Transparent page sharing is a method by which redundant copies of pages are eliminated. This helps to free memory that a virtual machine would otherwise be using. Because of the way TPS works with hardware-assisted memory virtualization systems like Intel EPT Hardware Assist and AMD RVI Hardware Assist, esxtop may show zero or few shared pages in these systems. Page sharing will show up in esxtop only when host memory is overcommitted. The rest of this article provides background and details.

Environment

VMware ESXi 4.1.x Installable
VMware ESX 4.0.x
VMware ESXi 4.0.x Embedded
VMware ESX 4.1.x
VMware ESXi 4.0.x Installable
VMware ESXi 4.1.x Embedded

Resolution

Transparent Page Sharing basics

In ESX, a 4KB page backing any guest page with content identical to another 4KB guest page can be shared regardless of when, where, and how those contents are generated. ESX periodically scans the content of guest physical memory for sharing opportunities. For each candidate page, a hash value is computed based on its content. The hash value is then used as a key to look up a global hash table, in which each entry records a hash value and the physical page number of a shared page. If the hash value matches an existing entry, a full bit-by-bit comparison of the page contents between the candidate page and the shared page is performed to exclude a false match. After a successful content match, the guest-physical to host-physical mapping of the candidate page is changed to the shared host-physical page, and the redundant host memory copy is reclaimed.

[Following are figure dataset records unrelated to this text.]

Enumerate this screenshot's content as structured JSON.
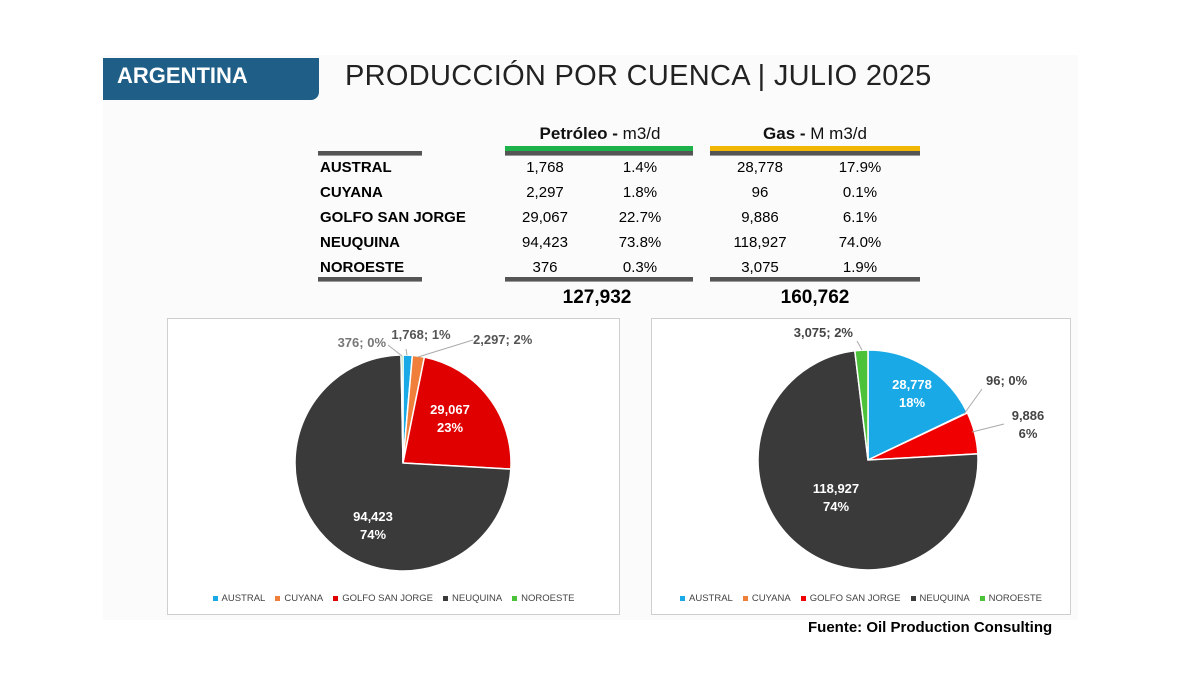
{
  "header": {
    "country": "ARGENTINA",
    "title": "PRODUCCIÓN POR CUENCA | JULIO 2025"
  },
  "table": {
    "oil_header": {
      "name": "Petróleo",
      "sep": " - ",
      "unit": "m3/d",
      "color": "#1db34a"
    },
    "gas_header": {
      "name": "Gas",
      "sep": " - ",
      "unit": "M m3/d",
      "color": "#f2b705"
    },
    "rows": [
      {
        "basin": "AUSTRAL",
        "oil": "1,768",
        "oil_pct": "1.4%",
        "gas": "28,778",
        "gas_pct": "17.9%"
      },
      {
        "basin": "CUYANA",
        "oil": "2,297",
        "oil_pct": "1.8%",
        "gas": "96",
        "gas_pct": "0.1%"
      },
      {
        "basin": "GOLFO SAN JORGE",
        "oil": "29,067",
        "oil_pct": "22.7%",
        "gas": "9,886",
        "gas_pct": "6.1%"
      },
      {
        "basin": "NEUQUINA",
        "oil": "94,423",
        "oil_pct": "73.8%",
        "gas": "118,927",
        "gas_pct": "74.0%"
      },
      {
        "basin": "NOROESTE",
        "oil": "376",
        "oil_pct": "0.3%",
        "gas": "3,075",
        "gas_pct": "1.9%"
      }
    ],
    "oil_total": "127,932",
    "gas_total": "160,762"
  },
  "chart_data": [
    {
      "type": "pie",
      "categories": [
        "AUSTRAL",
        "CUYANA",
        "GOLFO SAN JORGE",
        "NEUQUINA",
        "NOROESTE"
      ],
      "values": [
        1768,
        2297,
        29067,
        94423,
        376
      ],
      "colors": [
        "#19a9e6",
        "#f07f3c",
        "#e00000",
        "#3a3a3a",
        "#4cc13a"
      ],
      "data_labels": [
        "1,768; 1%",
        "2,297; 2%",
        "29,067\n23%",
        "94,423\n74%",
        "376; 0%"
      ],
      "legend": "bottom"
    },
    {
      "type": "pie",
      "categories": [
        "AUSTRAL",
        "CUYANA",
        "GOLFO SAN JORGE",
        "NEUQUINA",
        "NOROESTE"
      ],
      "values": [
        28778,
        96,
        9886,
        118927,
        3075
      ],
      "colors": [
        "#19a9e6",
        "#f07f3c",
        "#f00000",
        "#3a3a3a",
        "#4cc13a"
      ],
      "data_labels": [
        "28,778\n18%",
        "96; 0%",
        "9,886\n6%",
        "118,927\n74%",
        "3,075; 2%"
      ],
      "legend": "bottom"
    }
  ],
  "source": "Fuente: Oil Production Consulting"
}
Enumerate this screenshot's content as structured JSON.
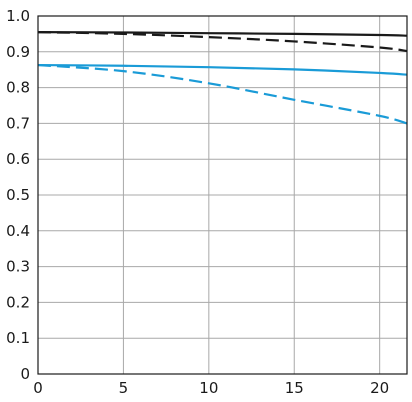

Transparent Page Sharing with large pages

In hardware-assisted memory virtualization systems, ESX will preferentially back guest physical pages with large host physical pages (2MB contiguous memory region instead of 4KB for regular pages) for better performance. If there is not a sufficient 2MB contiguous memory region in the host (for example, due to memory over commitment or fragmentation), ESX will still back guest memory using small pages (4KB). ESX will not share large physical pages because:

The probability of finding two large pages that are identical is very low.
The overhead of performing a bit-by-bit comparison for a 2MB page is much higher than for a 4KB page.

However, ESX still generates hashes for the 4KB pages within each large page during page scanning.

In the cases where host memory is overcommitted, ESX may have to swap out pages. Since ESX will not swap out large pages, during host swapping, a large page will be broken into small pages. ESX tries to share those small pages using the pre-generated hashes before they are swapped out. The motivation of doing this is that the overhead of breaking a shared page is much smaller than the overhead of swapping in a page if the page is accessed again in the future.

Conclusion

Given the above implementation, one may see zero or very little page sharing in hardware MMU systems when host memory is under committed. Page sharing occurs only when the host starts to swap out pages due to very high memory pressure. Note that with the above features, the ability to reclaim memory through page sharing in ESX is not degraded because ESX defers sharing pages until host free memory is very low.